ConfigsMay 12, 2026·3 min read

Wry — Cross-Platform WebView Rendering Library for Rust

A Rust library for creating cross-platform desktop applications with web-based UIs by leveraging each operating system's native webview engine with minimal overhead.

Introduction

Wry is a cross-platform webview rendering library written in Rust that powers the Tauri framework. It provides a unified API for embedding the operating system's native webview engine — WebKit on macOS and Linux, WebView2 on Windows — into Rust desktop applications, enabling developers to build lightweight apps with web-based UIs without bundling a browser engine.

What Wry Does

  • Embeds the system's native webview into a Rust application window on Windows, macOS, and Linux
  • Provides IPC (inter-process communication) between Rust backend code and JavaScript in the webview
  • Supports loading HTML strings, local files, and remote URLs in the webview
  • Handles custom protocol registration for serving local assets via custom URI schemes
  • Integrates with the Tao window management library for cross-platform window creation and event handling

Architecture Overview

Wry abstracts platform-specific webview APIs behind a common Rust interface. On macOS it uses WKWebView via the objc2 crate, on Linux it uses WebKitGTK through gtk-rs bindings, and on Windows it uses the WebView2 COM API. Window management is delegated to Tao, a fork of winit with additional features needed for webview hosting. The IPC bridge serializes messages between the Rust and JavaScript sides using a custom protocol handler, avoiding the overhead of a separate HTTP server.

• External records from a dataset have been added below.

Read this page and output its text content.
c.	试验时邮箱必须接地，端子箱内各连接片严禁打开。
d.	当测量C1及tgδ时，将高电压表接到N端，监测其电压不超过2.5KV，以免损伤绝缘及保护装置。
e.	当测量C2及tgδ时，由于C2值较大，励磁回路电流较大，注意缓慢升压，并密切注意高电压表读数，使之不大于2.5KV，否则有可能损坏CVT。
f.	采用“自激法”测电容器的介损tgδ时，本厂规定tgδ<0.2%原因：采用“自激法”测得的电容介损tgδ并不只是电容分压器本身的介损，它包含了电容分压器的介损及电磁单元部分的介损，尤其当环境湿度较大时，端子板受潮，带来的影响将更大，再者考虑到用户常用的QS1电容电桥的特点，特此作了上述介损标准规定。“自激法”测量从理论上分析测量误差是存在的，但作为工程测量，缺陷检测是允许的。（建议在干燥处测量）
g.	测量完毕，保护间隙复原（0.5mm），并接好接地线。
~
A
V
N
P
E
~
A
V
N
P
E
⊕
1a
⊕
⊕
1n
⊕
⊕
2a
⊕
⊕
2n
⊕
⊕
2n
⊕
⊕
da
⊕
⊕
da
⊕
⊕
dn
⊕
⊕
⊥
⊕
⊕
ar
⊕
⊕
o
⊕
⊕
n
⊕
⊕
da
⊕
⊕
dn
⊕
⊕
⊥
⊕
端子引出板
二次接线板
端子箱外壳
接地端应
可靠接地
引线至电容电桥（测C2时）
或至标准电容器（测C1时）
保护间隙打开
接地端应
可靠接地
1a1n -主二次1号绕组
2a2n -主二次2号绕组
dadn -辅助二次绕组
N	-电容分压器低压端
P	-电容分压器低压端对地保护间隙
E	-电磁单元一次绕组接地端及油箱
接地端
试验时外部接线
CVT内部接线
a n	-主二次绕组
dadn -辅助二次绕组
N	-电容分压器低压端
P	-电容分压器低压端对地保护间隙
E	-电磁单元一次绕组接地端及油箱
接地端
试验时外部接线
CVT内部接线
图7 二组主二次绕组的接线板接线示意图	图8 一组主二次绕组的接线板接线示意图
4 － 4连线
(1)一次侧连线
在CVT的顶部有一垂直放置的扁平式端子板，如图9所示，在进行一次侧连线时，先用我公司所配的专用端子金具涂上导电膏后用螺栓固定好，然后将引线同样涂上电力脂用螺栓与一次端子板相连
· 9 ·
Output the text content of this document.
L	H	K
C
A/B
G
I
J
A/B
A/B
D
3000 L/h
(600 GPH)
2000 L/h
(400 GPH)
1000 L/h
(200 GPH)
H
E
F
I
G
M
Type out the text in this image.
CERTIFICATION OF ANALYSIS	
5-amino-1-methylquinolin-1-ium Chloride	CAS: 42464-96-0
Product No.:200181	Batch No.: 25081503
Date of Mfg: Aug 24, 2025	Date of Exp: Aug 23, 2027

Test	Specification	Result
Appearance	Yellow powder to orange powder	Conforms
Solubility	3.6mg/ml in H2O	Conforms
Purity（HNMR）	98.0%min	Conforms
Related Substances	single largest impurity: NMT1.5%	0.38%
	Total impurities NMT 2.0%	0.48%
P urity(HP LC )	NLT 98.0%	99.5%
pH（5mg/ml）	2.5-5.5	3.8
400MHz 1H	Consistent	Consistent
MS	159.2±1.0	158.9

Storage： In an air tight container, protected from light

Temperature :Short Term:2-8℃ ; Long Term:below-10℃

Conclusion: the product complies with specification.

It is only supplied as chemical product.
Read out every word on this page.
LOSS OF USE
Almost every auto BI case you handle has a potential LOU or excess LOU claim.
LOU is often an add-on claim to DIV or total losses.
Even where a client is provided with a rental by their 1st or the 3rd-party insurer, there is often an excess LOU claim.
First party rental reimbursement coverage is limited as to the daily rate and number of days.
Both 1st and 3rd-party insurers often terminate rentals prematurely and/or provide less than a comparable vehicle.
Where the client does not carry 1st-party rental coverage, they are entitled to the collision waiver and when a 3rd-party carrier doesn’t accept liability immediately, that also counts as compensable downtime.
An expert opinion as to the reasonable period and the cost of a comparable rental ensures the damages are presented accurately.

Self-Hosting & Configuration

  • Add wry and tao to your Cargo.toml dependencies
  • On Linux, install libwebkit2gtk-4.1-dev and libgtk-3-dev as system dependencies
  • On Windows, WebView2 runtime is pre-installed on Windows 10/11; for older systems include the Evergreen bootstrapper
  • Configure webview settings: user agent, custom protocols, dev tools visibility, and transparent backgrounds
  • Use with_ipc_handler() to set up Rust callbacks triggered from JavaScript via window.ipc.postMessage()

Key Features

  • System webview reuse: no bundled Chromium, resulting in tiny binary sizes (typically 2-5 MB)
  • Bidirectional Rust-to-JavaScript IPC for calling native functions from the web UI and vice versa
  • Custom protocol handlers to serve local files and assets without an HTTP server
  • Transparent and decorationless window support for creating custom-shaped UIs
  • Foundation of the Tauri ecosystem, battle-tested in thousands of production Tauri applications

Comparison with Similar Tools

  • Tauri — Full application framework built on top of Wry; Wry is the lower-level webview layer for those who want more control
  • webview (C/C++) — Similar concept in C; Wry is Rust-native with stronger type safety and the Tao event loop
  • Electron — Bundles full Chromium (~150 MB); Wry uses system webviews for a fraction of the size and memory
  • Sciter — Embeddable HTML/CSS renderer; Wry uses real browser engines with full web standards support
  • CEF — Full Chromium embedding; Wry trades Chromium's full API surface for minimal binary size and system integration

FAQ

Q: Is Wry the same thing as Tauri? A: No. Wry is the webview rendering library that Tauri uses under the hood. You can use Wry directly for lower-level control or use Tauri for a complete application framework experience.

Q: Does Wry support all web APIs? A: It supports whatever the platform's webview engine supports. WebView2 on Windows and WebKit on macOS cover most modern web APIs. Linux depends on the installed WebKitGTK version.

Q: Can I use React, Vue, or Svelte with Wry? A: Yes. Build your frontend with any web framework and either bundle the static assets for loading via custom protocols or serve them from a local dev server.

Q: How does Wry handle multi-window applications? A: Wry supports creating multiple webview instances, each attached to its own Tao window, within the same event loop.